Frimpong will discuss recognition of the importance of positive interspecific interactions (facilitation–mutualisms and commensalisms) in the dynamics of populations and the structuring of ecological communities has lagged well behind predation and competition, both in general theory development and approaches to conservation. With the exception of a few terrestrial — e.g., plant-pollinator — interactions, even well-studied positive interactions have yet to be integrated into conservation practice. Nest-spawning, cyprinid freshwater fishes of North America represent some of the most fascinating examples of facilitations and their consequences for macroecological patterns.
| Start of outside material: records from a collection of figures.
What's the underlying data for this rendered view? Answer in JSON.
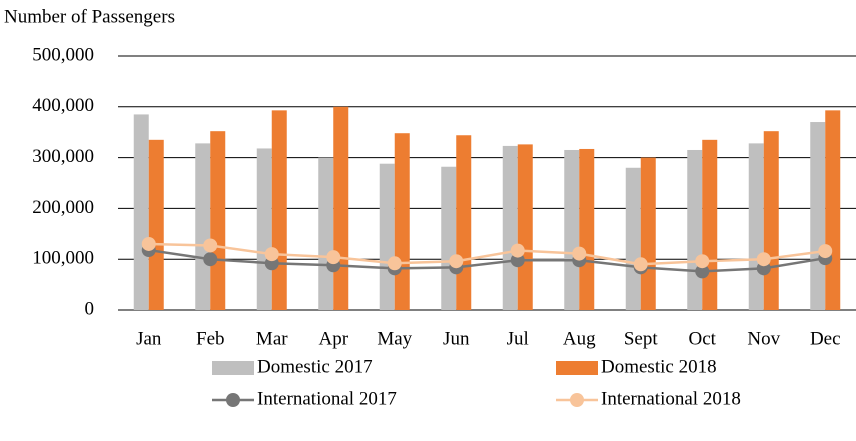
{
  "chart_data": {
    "type": "bar",
    "y_label": "Number of Passengers",
    "categories": [
      "Jan",
      "Feb",
      "Mar",
      "Apr",
      "May",
      "Jun",
      "Jul",
      "Aug",
      "Sept",
      "Oct",
      "Nov",
      "Dec"
    ],
    "series": [
      {
        "name": "Domestic 2017",
        "type": "bar",
        "color": "#bfbfbf",
        "values": [
          385000,
          328000,
          318000,
          300000,
          288000,
          282000,
          323000,
          315000,
          280000,
          315000,
          328000,
          370000
        ]
      },
      {
        "name": "Domestic 2018",
        "type": "bar",
        "color": "#ed7d31",
        "values": [
          335000,
          352000,
          393000,
          400000,
          348000,
          344000,
          326000,
          317000,
          300000,
          335000,
          352000,
          393000
        ]
      },
      {
        "name": "International 2017",
        "type": "line",
        "color": "#767676",
        "values": [
          118000,
          100000,
          92000,
          88000,
          82000,
          84000,
          98000,
          98000,
          84000,
          76000,
          82000,
          102000
        ]
      },
      {
        "name": "International 2018",
        "type": "line",
        "color": "#f8c49a",
        "values": [
          130000,
          127000,
          110000,
          104000,
          92000,
          96000,
          117000,
          111000,
          90000,
          96000,
          100000,
          116000
        ]
      }
    ],
    "ylim": [
      0,
      500000
    ],
    "yticks": [
      0,
      {
        "value": 100000,
        "label": "100,000"
      },
      {
        "value": 200000,
        "label": "200,000"
      },
      {
        "value": 300000,
        "label": "300,000"
      },
      {
        "value": 400000,
        "label": "400,000"
      },
      {
        "value": 500000,
        "label": "500,000"
      }
    ],
    "grid": true,
    "legend": "bottom"
  }
}
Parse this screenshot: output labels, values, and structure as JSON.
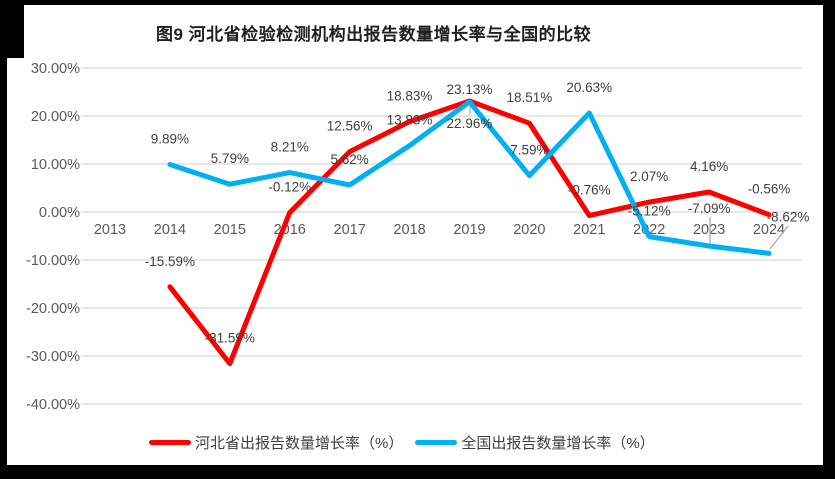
{
  "title": "图9 河北省检验检测机构出报告数量增长率与全国的比较",
  "colors": {
    "hebei_line": "#FF0000",
    "national_line": "#00B0F0",
    "gridline": "#D9D9D9",
    "data_label_text": "#404040",
    "axis_text": "#595959",
    "leader_line": "#A6A6A6",
    "frame": "#000000"
  },
  "chart_data": {
    "type": "line",
    "title": "图9 河北省检验检测机构出报告数量增长率与全国的比较",
    "categories": [
      "2013",
      "2014",
      "2015",
      "2016",
      "2017",
      "2018",
      "2019",
      "2020",
      "2021",
      "2022",
      "2023",
      "2024"
    ],
    "series": [
      {
        "name": "河北省出报告数量增长率（%）",
        "color": "#FF0000",
        "values": [
          null,
          -15.59,
          -31.59,
          -0.12,
          12.56,
          18.83,
          23.13,
          18.51,
          -0.76,
          2.07,
          4.16,
          -0.56
        ]
      },
      {
        "name": "全国出报告数量增长率（%）",
        "color": "#00B0F0",
        "values": [
          null,
          9.89,
          5.79,
          8.21,
          5.62,
          13.83,
          22.96,
          7.59,
          20.63,
          -5.12,
          -7.09,
          -8.62
        ]
      }
    ],
    "y_ticks": [
      "30.00%",
      "20.00%",
      "10.00%",
      "0.00%",
      "-10.00%",
      "-20.00%",
      "-30.00%",
      "-40.00%"
    ],
    "ylim": [
      -40,
      30
    ],
    "y_step": 10,
    "grid": true,
    "data_labels": true,
    "label_format": "0.00%",
    "legend_position": "bottom"
  }
}
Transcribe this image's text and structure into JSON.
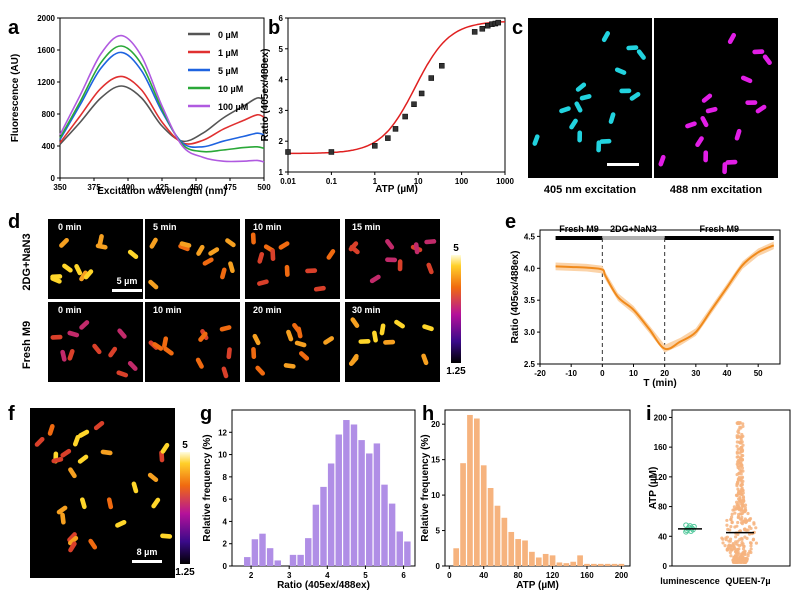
{
  "figure": {
    "panel_letters": [
      "a",
      "b",
      "c",
      "d",
      "e",
      "f",
      "g",
      "h",
      "i"
    ],
    "colors": {
      "cyan": "#22d3df",
      "magenta": "#e21ee6",
      "orange": "#f08a1c",
      "purple": "#b08ee6",
      "salmon": "#f6b37e",
      "green": "#4fc79a",
      "red": "#e02020"
    }
  },
  "panels": {
    "c": {
      "labels": [
        "405 nm excitation",
        "488 nm excitation"
      ]
    },
    "d": {
      "row_labels": [
        "2DG+NaN3",
        "Fresh M9"
      ],
      "row1_times": [
        "0 min",
        "5 min",
        "10 min",
        "15 min"
      ],
      "row2_times": [
        "0 min",
        "10 min",
        "20 min",
        "30 min"
      ],
      "scalebar_label": "5 µm",
      "colorbar_max": "5",
      "colorbar_min": "1.25"
    },
    "f": {
      "scalebar_label": "8 µm",
      "colorbar_max": "5",
      "colorbar_min": "1.25"
    }
  },
  "chart_data": [
    {
      "panel": "a",
      "type": "line",
      "xlabel": "Excitation wavelength (nm)",
      "ylabel": "Fluorescence (AU)",
      "xlim": [
        350,
        500
      ],
      "ylim": [
        0,
        2000
      ],
      "xticks": [
        350,
        375,
        400,
        425,
        450,
        475,
        500
      ],
      "yticks": [
        0,
        400,
        800,
        1200,
        1600,
        2000
      ],
      "x": [
        350,
        365,
        380,
        395,
        410,
        425,
        440,
        455,
        470,
        485,
        495,
        500
      ],
      "series": [
        {
          "name": "0 µM",
          "color": "#555555",
          "values": [
            420,
            700,
            1000,
            1150,
            1000,
            650,
            460,
            560,
            750,
            900,
            1000,
            970
          ]
        },
        {
          "name": "1 µM",
          "color": "#e03030",
          "values": [
            440,
            780,
            1120,
            1270,
            1100,
            700,
            440,
            470,
            610,
            720,
            790,
            760
          ]
        },
        {
          "name": "5 µM",
          "color": "#1e63e0",
          "values": [
            480,
            920,
            1370,
            1570,
            1340,
            830,
            440,
            390,
            460,
            520,
            560,
            540
          ]
        },
        {
          "name": "10 µM",
          "color": "#2aa838",
          "values": [
            500,
            960,
            1440,
            1650,
            1420,
            860,
            420,
            330,
            350,
            380,
            390,
            370
          ]
        },
        {
          "name": "100 µM",
          "color": "#b05ae0",
          "values": [
            540,
            1040,
            1550,
            1780,
            1520,
            900,
            400,
            260,
            210,
            210,
            220,
            200
          ]
        }
      ]
    },
    {
      "panel": "b",
      "type": "scatter",
      "xlabel": "ATP (µM)",
      "ylabel": "Ratio (405ex/488ex)",
      "xscale": "log",
      "xlim": [
        0.01,
        1000
      ],
      "ylim": [
        1,
        6
      ],
      "xtick_labels": [
        "0.01",
        "0.1",
        "1",
        "10",
        "100",
        "1000"
      ],
      "yticks": [
        1,
        2,
        3,
        4,
        5,
        6
      ],
      "x": [
        0.01,
        0.1,
        1,
        2,
        3,
        5,
        8,
        12,
        20,
        35,
        200,
        300,
        400,
        500,
        600,
        700
      ],
      "y": [
        1.65,
        1.65,
        1.85,
        2.1,
        2.4,
        2.8,
        3.2,
        3.55,
        4.05,
        4.45,
        5.55,
        5.65,
        5.75,
        5.8,
        5.82,
        5.85
      ]
    },
    {
      "panel": "e",
      "type": "line",
      "xlabel": "T (min)",
      "ylabel": "Ratio (405ex/488ex)",
      "xlim": [
        -20,
        57
      ],
      "ylim": [
        2.5,
        4.6
      ],
      "xticks": [
        -20,
        -10,
        0,
        10,
        20,
        30,
        40,
        50
      ],
      "yticks": [
        2.5,
        3.0,
        3.5,
        4.0,
        4.5
      ],
      "x": [
        -15,
        -10,
        -5,
        0,
        1,
        5,
        10,
        15,
        20,
        25,
        30,
        35,
        40,
        45,
        50,
        55
      ],
      "y": [
        4.03,
        4.02,
        4.01,
        3.98,
        3.88,
        3.55,
        3.35,
        3.05,
        2.74,
        2.85,
        3.0,
        3.35,
        3.7,
        4.05,
        4.25,
        4.36
      ],
      "bars": [
        "Fresh M9",
        "2DG+NaN3",
        "Fresh M9"
      ],
      "dashed_lines_at": [
        0,
        20
      ]
    },
    {
      "panel": "g",
      "type": "bar",
      "xlabel": "Ratio (405ex/488ex)",
      "ylabel": "Relative frequency (%)",
      "xlim": [
        1.5,
        6.3
      ],
      "ylim": [
        0,
        14
      ],
      "xticks": [
        2,
        3,
        4,
        5,
        6
      ],
      "yticks": [
        0,
        2,
        4,
        6,
        8,
        10,
        12
      ],
      "bin_width": 0.2,
      "bin_starts": [
        1.6,
        1.8,
        2.0,
        2.2,
        2.4,
        2.6,
        2.8,
        3.0,
        3.2,
        3.4,
        3.6,
        3.8,
        4.0,
        4.2,
        4.4,
        4.6,
        4.8,
        5.0,
        5.2,
        5.4,
        5.6,
        5.8,
        6.0
      ],
      "values": [
        0,
        0.8,
        2.4,
        2.9,
        1.6,
        0.5,
        0,
        1.0,
        1.0,
        2.5,
        5.5,
        7.1,
        9.2,
        11.8,
        13.1,
        12.7,
        11.3,
        10.1,
        11.0,
        7.3,
        5.6,
        3.1,
        2.2
      ]
    },
    {
      "panel": "h",
      "type": "bar",
      "xlabel": "ATP (µM)",
      "ylabel": "Relative frequency (%)",
      "xlim": [
        -5,
        210
      ],
      "ylim": [
        0,
        22
      ],
      "xticks": [
        0,
        40,
        80,
        120,
        160,
        200
      ],
      "yticks": [
        0,
        5,
        10,
        15,
        20
      ],
      "bin_width": 8,
      "bin_starts": [
        4,
        12,
        20,
        28,
        36,
        44,
        52,
        60,
        68,
        76,
        84,
        92,
        100,
        108,
        116,
        124,
        132,
        140,
        148,
        156,
        164,
        172,
        180,
        188,
        196
      ],
      "values": [
        2.5,
        14.5,
        21.3,
        20.8,
        14.2,
        11.0,
        8.5,
        6.8,
        4.8,
        3.8,
        3.6,
        2.0,
        1.2,
        1.7,
        1.5,
        0.5,
        0.4,
        0.6,
        1.5,
        0.3,
        0.3,
        0.3,
        0.3,
        0.3,
        0.3
      ]
    },
    {
      "panel": "i",
      "type": "scatter",
      "ylabel": "ATP (µM)",
      "categories": [
        "luminescence",
        "QUEEN-7µ"
      ],
      "ylim": [
        0,
        210
      ],
      "yticks": [
        0,
        40,
        80,
        120,
        160,
        200
      ],
      "means": [
        50,
        45
      ],
      "luminescence_values": [
        46,
        48,
        50,
        52,
        54,
        47,
        51,
        49,
        53,
        55
      ],
      "queen_summary": {
        "min": 5,
        "max": 195,
        "median": 42
      }
    }
  ]
}
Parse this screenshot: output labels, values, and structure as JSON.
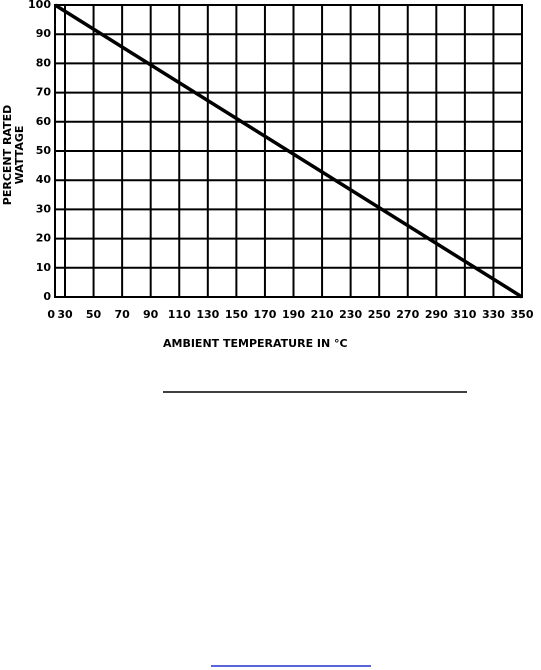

With a combination of field experiments, DNA barcoding of eggs, underwater videography, and dynamic occupancy modeling, a strong influence of reproductive facilitation and opportunism among fishes on local species-abundance distributions and range-wide patterns of rarity and commonness is uncovered in the study system. For conservation implications, the effect of facilitation on the concurrent spread of native and introduced species of the most invaded watershed of the eastern United States will be demonstrated.